Kendisini Mevlana’nın ve Sultan Velet’in izleyicisi olarak göstermiş olan ünlü şair Gülşehri, şiirlerinde aruzu kullanmakla birlik, bilinçli bir Türkçe’ci kimliğiyle, Arapça ve Farsça’dan uzak durmuştur. Tasavvuf düşüncelerini yaymaya çalışan ve öğretici ürünler veren bir sanatçı olan şairin mesnevisi gerçek bir sanatçı kişiliği taşıdığını göstermektedir.1335 yılında ölen Gülşehri çok ince ruhlu bir şair olarak tanınmıştır.
Gülşehri’nin eserleri Eski Anadolu Türkçesi bakımından çok değerli olmanın yanı sıra aynı zamanda tasavvufi açıdan da son derece önemlidir. Şair eserlerini yer yer doğa tasvirleriyle süslemiştir. Arapça ve Farsçanın popüler olduğu ve Türkçe ile şiir yazılamayacağı düşüncesinin ağırlık kazandığı bir dönemde yazdığı Türkçe şiirlerle bunun aksini kanıtlamıştır. Gülşehri’nin eserleri, hem eski Anadolu Türkçesi ve hem de tasavvuf açısından büyük önem taşımaktadır. Türkçeyi ve aruz veznini son derece iyi kullanan bir şair olan Gülşehri, Yunus Emre’den sonra çağının en büyük şairlerinden biri olarak kabul edilmektedir. Türkçenin ileri kültür dili haline gelmesi için büyük gayret gösterdiği anlaşılmaktadır. 650 yıl önce, Türk dilinin sanat dünyasında hor görüldüğü, Arapçayla yazıp söylemenin büyük hüner sayıldığı devirlerde, Anadolu’da bir şairin çıkarak “Türkçe” diye kükreyişi, Türkçeye kucak açışı, onu bağrına basması büyük yiğitlik, büyük vatanseverlik olarak görülmektedir. Gülşehri, çağdaşı Yunus Emre’yle hemşerisi Âşık Paşa’yla birlikte, bu büyüklüğü ve çabayı göstermiştir.
Eserleri:
1- Feleknâme: Farsça olarak yazılmış olan bir mesnevidir. Konusu tasavvufidir. İslam ve tasavvuf felsefesinin işlendiği bu eserde hayat ve ölüm üzerinde durulmuştur.
2- Mantıku’t-Tayr: Eser kuş dili anlamına gelmektedir. Feridüddîn Attar’m Mantıku’t-Tayr adlı eserinin Türkçeye yapılmış tercümesidir. Gülşehri, Attar’ın pek çok hikâyesini kullanmamış, Kelile ve Dimne ile Kaabusnâme’den hikâyeler almıştır.

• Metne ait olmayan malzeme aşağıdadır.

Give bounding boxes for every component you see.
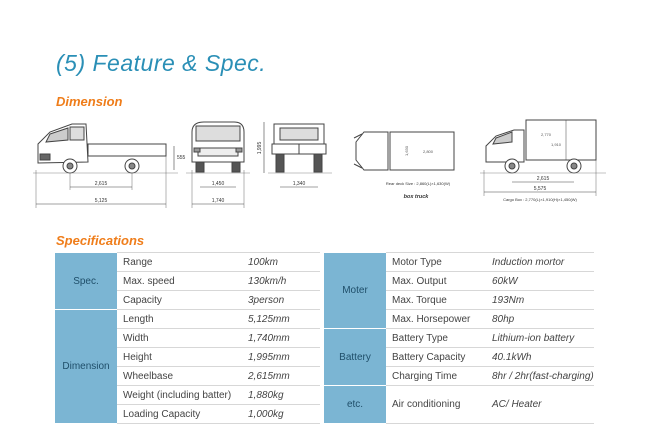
rear-height-label: 1,995 [257,141,263,155]
table-row [55,329,594,348]
front-view-drawing [186,122,250,208]
category-dimension: Dimension [55,310,117,424]
spec-label: Motor Type [386,253,486,272]
rear-tread-label: 1,340 [292,181,306,187]
spec-value: 5,125mm [242,310,320,329]
weight-label-note: (including batter) [156,389,232,401]
spec-label: Battery Type [386,329,486,348]
box-length-label: 5,575 [533,186,547,192]
spec-label: Wheelbase [117,367,242,386]
top-bed-length-label: 2,800 [422,149,434,154]
spec-value: 80hp [486,310,594,329]
side-length-label: 5,125 [94,198,108,204]
spec-label: Max. Torque [386,291,486,310]
spec-value: 3person [242,291,320,310]
spec-label [117,386,242,405]
spec-value: 1,740mm [242,329,320,348]
spec-label: Loading Capacity [117,405,242,424]
spec-label: Battery Capacity [386,348,486,367]
spec-label: Capacity [117,291,242,310]
table-row [55,386,594,405]
spec-label: Width [117,329,242,348]
charging-time-note: (fast-charging) [529,370,594,382]
spec-label: Air conditioning [386,386,486,424]
spec-value: Induction mortor [486,253,594,272]
side-bed-height-label: 555 [177,155,186,161]
dimension-heading: Dimension [56,94,123,109]
category-battery: Battery [324,329,386,386]
dimension-drawings [28,110,628,217]
box-wheelbase-label: 2,615 [536,176,550,182]
box-view-caption: Cargo Box : 2,770(L)×1,910(H)×1,450(W) [503,197,577,202]
charging-time-value: 8hr / 2hr [492,370,530,382]
spec-value: 1,000kg [242,405,320,424]
spec-value: 100km [242,253,320,272]
specifications-heading: Specifications [56,233,145,248]
spec-value: 1,880kg [242,386,320,405]
spec-value: 60kW [486,272,594,291]
box-truck-label: box truck [403,194,429,200]
spec-value: 40.1kWh [486,348,594,367]
weight-label: Weight [123,389,154,401]
specifications-table [55,252,594,424]
spec-label: Range [117,253,242,272]
spec-value: 2,615mm [242,367,320,386]
spec-value: 193Nm [486,291,594,310]
spec-value [486,367,594,386]
spec-label: Length [117,310,242,329]
spec-value: Lithium-ion battery [486,329,594,348]
side-wheelbase-label: 2,615 [94,181,108,187]
spec-label: Max. Output [386,272,486,291]
category-etc: etc. [324,386,386,424]
spec-label: Max. speed [117,272,242,291]
category-spec: Spec. [55,253,117,310]
front-tread-label: 1,450 [211,181,225,187]
spec-label: Height [117,348,242,367]
table-row [55,253,594,272]
top-view-caption: Rear deck Size : 2,860(L)×1,630(W) [385,181,451,186]
side-view-drawing [33,124,178,208]
spec-value: 1,995mm [242,348,320,367]
top-bed-width-label: 1,630 [404,145,409,157]
box-dim-2-label: 1,910 [550,142,562,147]
dimension-drawings-svg [28,110,628,212]
rear-view-drawing [264,122,332,187]
spec-label: Max. Horsepower [386,310,486,329]
front-width-label: 1,740 [211,198,225,204]
page-title: (5) Feature & Spec. [56,50,267,76]
spec-label: Charging Time [386,367,486,386]
box-dim-1-label: 2,770 [540,132,552,137]
category-moter: Moter [324,253,386,329]
spec-value: 130km/h [242,272,320,291]
spec-value: AC/ Heater [486,386,594,424]
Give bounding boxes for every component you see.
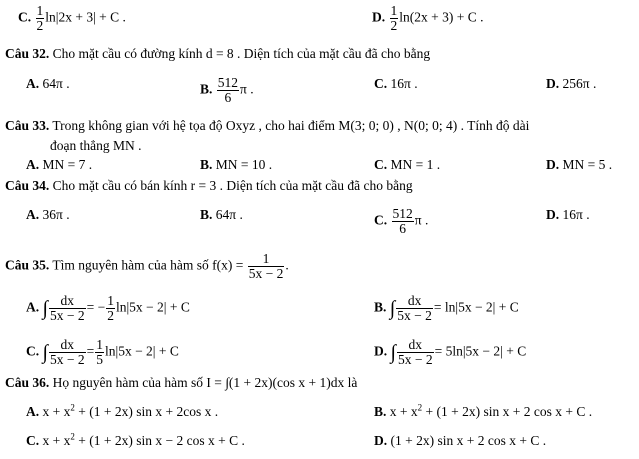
option-letter: B. xyxy=(200,207,213,222)
question-label: Câu 32. xyxy=(5,46,50,61)
q32-option-a[interactable] xyxy=(26,76,70,92)
denominator: 5x − 2 xyxy=(49,308,85,323)
denominator: 2 xyxy=(36,18,44,33)
q36-option-d[interactable] xyxy=(374,433,546,449)
option-text: + (1 + 2x) sin x + 2 cos x + C . xyxy=(422,404,593,419)
fraction xyxy=(49,294,86,323)
fraction xyxy=(390,4,399,33)
numerator: dx xyxy=(49,294,86,309)
option-letter: A. xyxy=(26,299,40,315)
question-text: Cho mặt cầu có bán kính r = 3 . Diện tích của mặt cầu đã cho bằng xyxy=(52,178,413,193)
integral-sign: ∫ xyxy=(42,297,48,320)
option-text: MN = 1 . xyxy=(390,157,441,172)
option-text: MN = 7 . xyxy=(42,157,93,172)
option-letter: A. xyxy=(26,207,40,222)
q36-option-c[interactable] xyxy=(26,433,245,449)
q36-option-a[interactable] xyxy=(26,404,218,420)
q32-stem xyxy=(5,46,430,62)
option-letter: A. xyxy=(26,76,40,91)
numerator: 512 xyxy=(217,75,239,90)
integral-sign: ∫ xyxy=(390,341,396,364)
fraction xyxy=(248,252,285,281)
option-letter: C. xyxy=(26,433,40,448)
denominator: 2 xyxy=(107,308,114,323)
option-text: π . xyxy=(240,81,254,97)
option-text: ln|2x + 3| + C . xyxy=(45,9,126,25)
option-text: (1 + 2x) sin x + 2 cos x + C . xyxy=(390,433,547,448)
question-text: Tìm nguyên hàm của hàm số f(x) = xyxy=(52,257,244,273)
q35-option-d[interactable] xyxy=(374,338,526,367)
option-letter: B. xyxy=(200,81,213,97)
q34-stem xyxy=(5,178,413,194)
numerator: dx xyxy=(397,338,434,353)
question-label: Câu 33. xyxy=(5,118,50,133)
q35-option-a[interactable] xyxy=(26,294,190,323)
denominator: 5 xyxy=(96,352,103,367)
numerator: 512 xyxy=(392,206,413,221)
denominator: 6 xyxy=(224,90,232,105)
denominator: 6 xyxy=(399,221,406,236)
option-letter: C. xyxy=(374,157,388,172)
option-text: x + x xyxy=(42,404,71,419)
q31-option-c[interactable] xyxy=(18,4,126,33)
question-text: Họ nguyên hàm của hàm số I = ∫(1 + 2x)(cos x + 1)dx là xyxy=(52,375,358,390)
option-letter: B. xyxy=(374,299,387,315)
q31-option-d[interactable] xyxy=(372,4,483,33)
q34-option-a[interactable] xyxy=(26,207,70,223)
denominator: 5x − 2 xyxy=(397,352,433,367)
denominator: 5x − 2 xyxy=(49,352,85,367)
option-text: 16π . xyxy=(390,76,418,91)
q34-option-c[interactable] xyxy=(374,207,428,236)
option-text: ln|5x − 2| + C xyxy=(115,299,190,315)
option-text: + (1 + 2x) sin x − 2 cos x + C . xyxy=(74,433,245,448)
coefficient-fraction xyxy=(95,338,104,367)
fraction xyxy=(392,207,414,236)
option-text: = xyxy=(86,343,95,359)
option-letter: B. xyxy=(200,157,213,172)
option-text: MN = 5 . xyxy=(562,157,613,172)
q33-option-c[interactable] xyxy=(374,157,440,173)
option-text: 36π . xyxy=(42,207,70,222)
option-text: π . xyxy=(414,212,429,228)
question-text: Trong không gian với hệ tọa độ Oxyz , cho hai điểm M(3; 0; 0) , N(0; 0; 4) . Tính độ dài xyxy=(52,118,530,133)
q33-option-a[interactable] xyxy=(26,157,92,173)
q33-stem-line2: đoạn thẳng MN . xyxy=(50,138,142,153)
option-text: = 5ln|5x − 2| + C xyxy=(434,343,527,359)
option-letter: B. xyxy=(374,404,387,419)
numerator: dx xyxy=(396,294,433,309)
integral-sign: ∫ xyxy=(42,341,48,364)
exponent: 2 xyxy=(417,402,423,413)
numerator: 1 xyxy=(390,3,398,18)
q32-option-b[interactable] xyxy=(200,76,254,105)
question-label: Câu 35. xyxy=(5,257,50,273)
q35-option-b[interactable] xyxy=(374,294,519,323)
option-text: = ln|5x − 2| + C xyxy=(433,299,519,315)
q32-option-d[interactable] xyxy=(546,76,596,92)
option-letter: D. xyxy=(546,157,560,172)
question-label: Câu 34. xyxy=(5,178,50,193)
q32-option-c[interactable] xyxy=(374,76,418,92)
option-text: 16π . xyxy=(562,207,590,222)
q33-option-d[interactable] xyxy=(546,157,612,173)
option-letter: C. xyxy=(26,343,40,359)
option-letter: D. xyxy=(374,343,388,359)
denominator: 5x − 2 xyxy=(397,308,432,323)
option-letter: A. xyxy=(26,157,40,172)
question-text: Cho mặt cầu có đường kính d = 8 . Diện tích của mặt cầu đã cho bằng xyxy=(52,46,431,61)
option-letter: D. xyxy=(374,433,388,448)
q35-option-c[interactable] xyxy=(26,338,179,367)
coefficient-fraction xyxy=(106,294,115,323)
option-letter: C. xyxy=(374,212,388,228)
option-text: 64π . xyxy=(42,76,70,91)
denominator: 5x − 2 xyxy=(248,266,284,281)
option-text: MN = 10 . xyxy=(215,157,273,172)
option-letter: C. xyxy=(374,76,388,91)
denominator: 2 xyxy=(390,18,398,33)
option-text: ln|5x − 2| + C xyxy=(104,343,179,359)
q36-stem xyxy=(5,375,357,391)
numerator: 1 xyxy=(107,293,114,308)
option-text: + (1 + 2x) sin x + 2cos x . xyxy=(74,404,219,419)
stem-end: . xyxy=(285,257,289,273)
option-text: x + x xyxy=(389,404,418,419)
question-label: Câu 36. xyxy=(5,375,50,390)
numerator: 1 xyxy=(248,252,285,267)
fraction xyxy=(49,338,86,367)
numerator: 1 xyxy=(36,3,44,18)
q33-option-b[interactable] xyxy=(200,157,272,173)
option-text: 256π . xyxy=(562,76,597,91)
q35-stem xyxy=(5,252,289,281)
option-letter: C. xyxy=(18,9,32,25)
fraction xyxy=(396,294,433,323)
numerator: dx xyxy=(49,338,86,353)
option-letter: D. xyxy=(372,9,386,25)
option-text: = − xyxy=(86,299,106,315)
option-letter: D. xyxy=(546,207,560,222)
integral-sign: ∫ xyxy=(389,297,396,320)
q34-option-b[interactable] xyxy=(200,207,243,223)
fraction xyxy=(397,338,434,367)
fraction xyxy=(217,76,239,105)
exponent: 2 xyxy=(70,402,75,413)
option-text: 64π . xyxy=(215,207,243,222)
q34-option-d[interactable] xyxy=(546,207,590,223)
q33-stem xyxy=(5,118,529,134)
exponent: 2 xyxy=(70,431,75,442)
option-text: x + x xyxy=(42,433,71,448)
option-letter: D. xyxy=(546,76,560,91)
option-text: ln(2x + 3) + C . xyxy=(399,9,484,25)
numerator: 1 xyxy=(96,337,103,352)
fraction xyxy=(36,4,45,33)
q36-option-b[interactable] xyxy=(374,404,592,420)
option-letter: A. xyxy=(26,404,40,419)
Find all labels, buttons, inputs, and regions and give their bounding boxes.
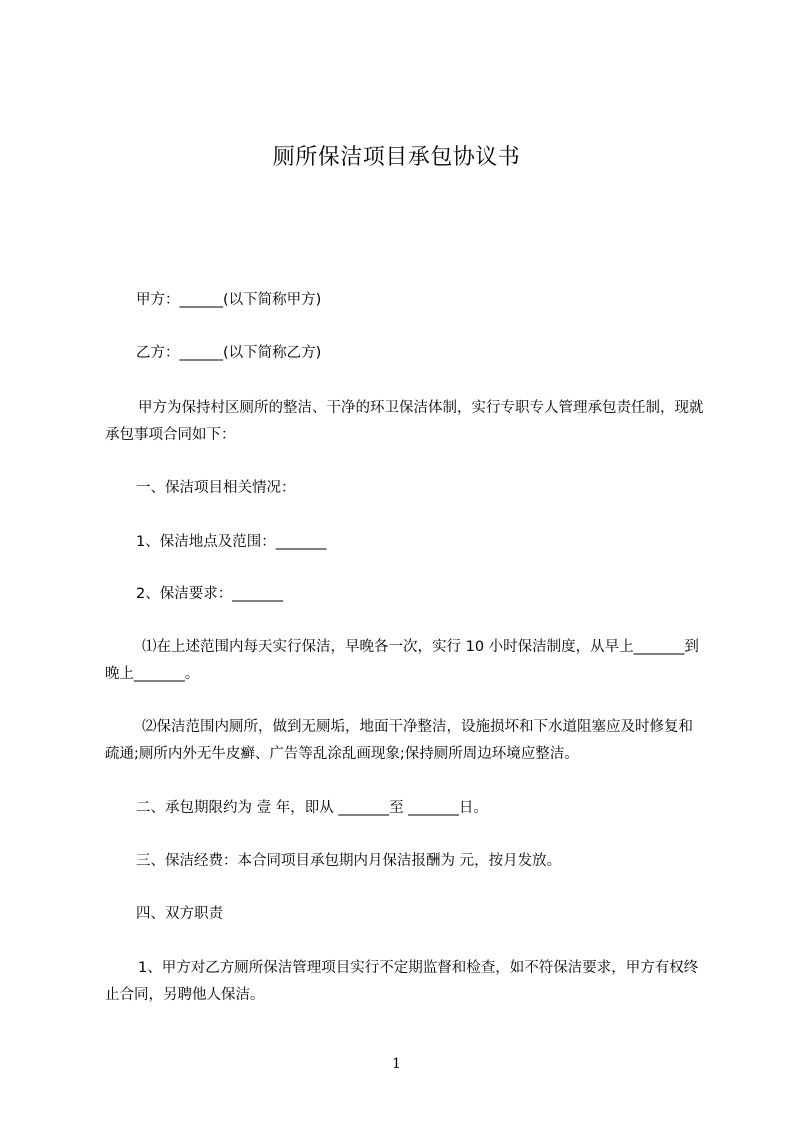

3- Aruz-ı Gülşehrî (Aruz Risalesi): Farsça olarak kaleme alınmıştır.
4- Kerâmât-ı Ahî Evran: 167 beyitlik Türkçe mesnevidir. Eserde Ahi Evran, cömertliğiyle tanınan Hâtim et-Tâî ile karşılaştırılmıştır.Eserin 1301’den sonra yazıldığı tahmin edilmektedir.
5- Kudûrî Tercümesi: Bu eser henüz ele geçmemiştir.